Em 1960, obras do Metropolitano de Lisboa na Praça da Figueira, revelaram grande parte do antigo Hospital Real de Todos-os-Santos (1492/1769). A intervenção arqueológica que ali decorreu (primeira intervenção em meio urbano realizada em Portugal) permitiu não só conhecer melhor a configuração do edifício, mas também percepcionar o seu quotidiano, através do variadíssimo espólio exumado.
O presente conjunto representa o tipo de louça mais antigo utilizado naquele espaço, exemplificando também a primeira fase de produção de faianças em Lisboa, muito influenciada pelos produtos importados das olarias de Málaga, Valência e Sevilha.

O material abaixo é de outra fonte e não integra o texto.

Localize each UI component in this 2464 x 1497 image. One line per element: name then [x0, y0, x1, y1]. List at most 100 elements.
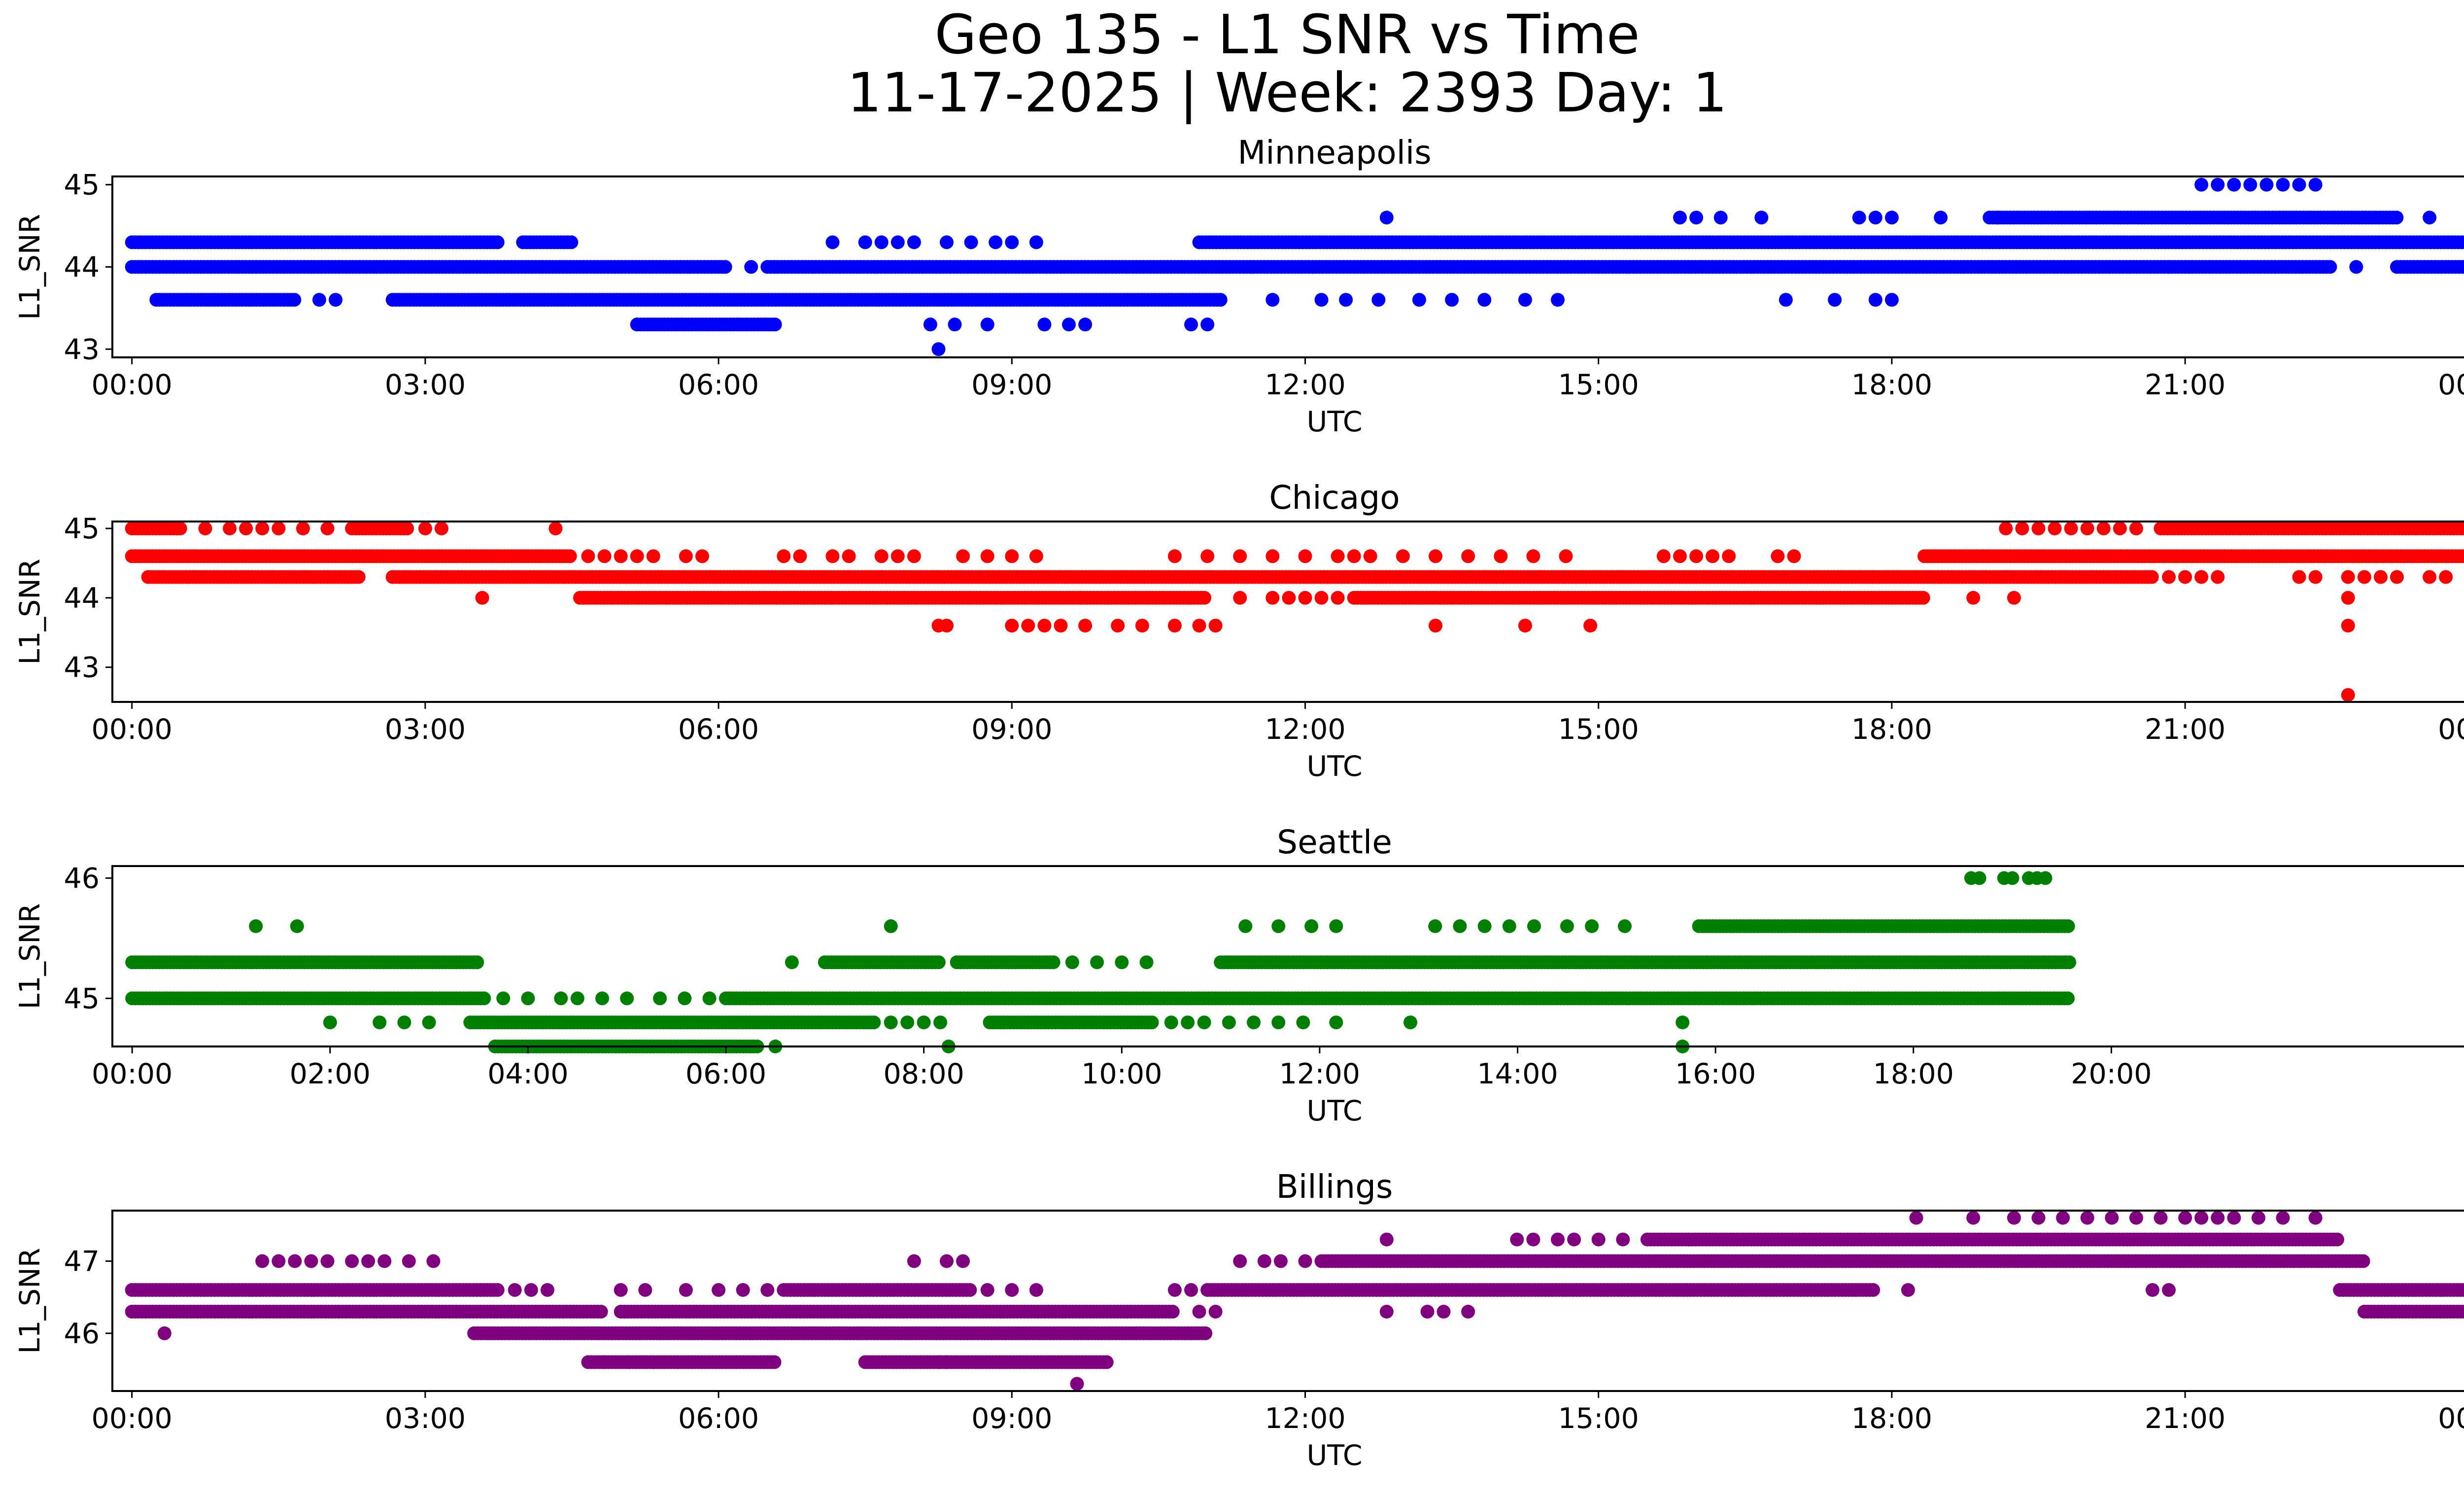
data-point — [1200, 317, 1214, 331]
y-tick-label: 45 — [64, 513, 100, 545]
subplot-title: Billings — [1276, 1168, 1393, 1206]
data-point — [548, 522, 562, 535]
data-point — [2006, 871, 2019, 885]
data-point — [1494, 549, 1507, 563]
data-point — [2423, 570, 2436, 584]
x-tick-label: 00:00 — [2438, 369, 2464, 401]
y-axis-label: L1_SNR — [14, 559, 46, 665]
data-point — [2129, 1211, 2143, 1225]
data-point — [1828, 293, 1842, 307]
figure-title-line1: Geo 135 - L1 SNR vs Time — [934, 3, 1640, 66]
x-tick-label: 18:00 — [1851, 369, 1932, 401]
data-point — [1527, 919, 1541, 933]
data-point — [1282, 591, 1296, 605]
data-point — [1005, 236, 1019, 249]
x-tick-label: 02:00 — [290, 1058, 371, 1090]
data-point — [1247, 1015, 1261, 1029]
data-point — [744, 260, 758, 274]
data-point — [329, 293, 342, 307]
data-point — [2330, 1233, 2344, 1247]
data-point — [956, 549, 970, 563]
data-point — [907, 549, 921, 563]
data-point — [1339, 293, 1353, 307]
data-point — [397, 1015, 411, 1029]
data-point — [2259, 178, 2273, 192]
data-point — [1567, 1233, 1581, 1247]
data-point — [1078, 317, 1092, 331]
x-tick-label: 12:00 — [1265, 713, 1345, 746]
data-point — [1198, 591, 1211, 605]
data-point — [2341, 688, 2355, 702]
x-tick-label: 09:00 — [971, 369, 1052, 401]
x-tick-label: 10:00 — [1081, 1058, 1162, 1090]
y-axis-label: L1_SNR — [14, 904, 46, 1010]
data-point — [1299, 591, 1312, 605]
data-point — [2309, 570, 2323, 584]
x-tick-label: 03:00 — [385, 713, 466, 746]
data-point — [1140, 955, 1154, 969]
data-point — [948, 317, 962, 331]
data-point — [1329, 1015, 1343, 1029]
data-point — [2358, 570, 2371, 584]
data-point — [2309, 178, 2323, 192]
data-point — [173, 522, 187, 535]
data-point — [2081, 522, 2094, 535]
data-point — [2390, 570, 2404, 584]
data-point — [1065, 955, 1079, 969]
data-point — [373, 1015, 386, 1029]
data-point — [1168, 549, 1182, 563]
data-point — [1616, 1233, 1630, 1247]
data-point — [1618, 919, 1632, 933]
data-point — [1429, 619, 1442, 632]
axes-frame — [112, 522, 2464, 702]
y-tick-label: 46 — [64, 862, 100, 895]
scatter-points — [125, 178, 2464, 356]
data-point — [768, 317, 782, 331]
x-tick-label: 18:00 — [1873, 1058, 1954, 1090]
data-point — [2113, 522, 2127, 535]
data-point — [2048, 522, 2062, 535]
data-point — [2007, 1211, 2021, 1225]
data-point — [2178, 1211, 2192, 1225]
data-point — [1966, 1211, 1980, 1225]
x-tick-label: 09:00 — [971, 713, 1052, 746]
x-tick-label: 06:00 — [685, 1058, 766, 1090]
data-point — [563, 549, 577, 563]
data-point — [2105, 1211, 2119, 1225]
data-point — [981, 549, 994, 563]
data-point — [2211, 1211, 2224, 1225]
data-point — [2154, 1211, 2168, 1225]
data-point — [981, 317, 994, 331]
x-axis-label: UTC — [1307, 750, 1363, 783]
x-tick-label: 12:00 — [1279, 1058, 1360, 1090]
data-point — [2341, 591, 2355, 605]
data-point — [884, 1015, 898, 1029]
data-point — [1054, 619, 1068, 632]
data-point — [1585, 919, 1599, 933]
data-point — [595, 991, 609, 1005]
data-point — [496, 991, 510, 1005]
data-point — [521, 991, 535, 1005]
x-tick-label: 21:00 — [2145, 713, 2225, 746]
data-point — [255, 522, 269, 535]
data-point — [2064, 522, 2078, 535]
data-point — [2062, 955, 2076, 969]
data-point — [1551, 1233, 1565, 1247]
data-point — [875, 236, 889, 249]
data-point — [1021, 619, 1035, 632]
data-point — [1722, 549, 1736, 563]
data-point — [1706, 549, 1719, 563]
data-point — [1047, 955, 1061, 969]
x-tick-label: 12:00 — [1265, 369, 1345, 401]
data-point — [1222, 1015, 1236, 1029]
data-point — [1271, 919, 1285, 933]
y-tick-label: 43 — [64, 652, 100, 684]
data-point — [647, 549, 660, 563]
figure-title-line2: 11-17-2025 | Week: 2393 Day: 1 — [847, 61, 1727, 125]
data-point — [1198, 1015, 1211, 1029]
x-tick-label: 20:00 — [2071, 1058, 2152, 1090]
data-point — [630, 549, 644, 563]
data-point — [793, 549, 807, 563]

Referências “à cerâmica feita à maneira de Málaga” surgem já no século XVI, onde os oleiros de barro vermelho aparecem diferenciados dos “malegueiros”, produtores de louça branca.
A crescente adesão a este tipo de peças está relacionada com as alterações dos hábitos à mesa, traduzidas na utilização de louças individualizadas e mais adequadas às dietas alimentares da época.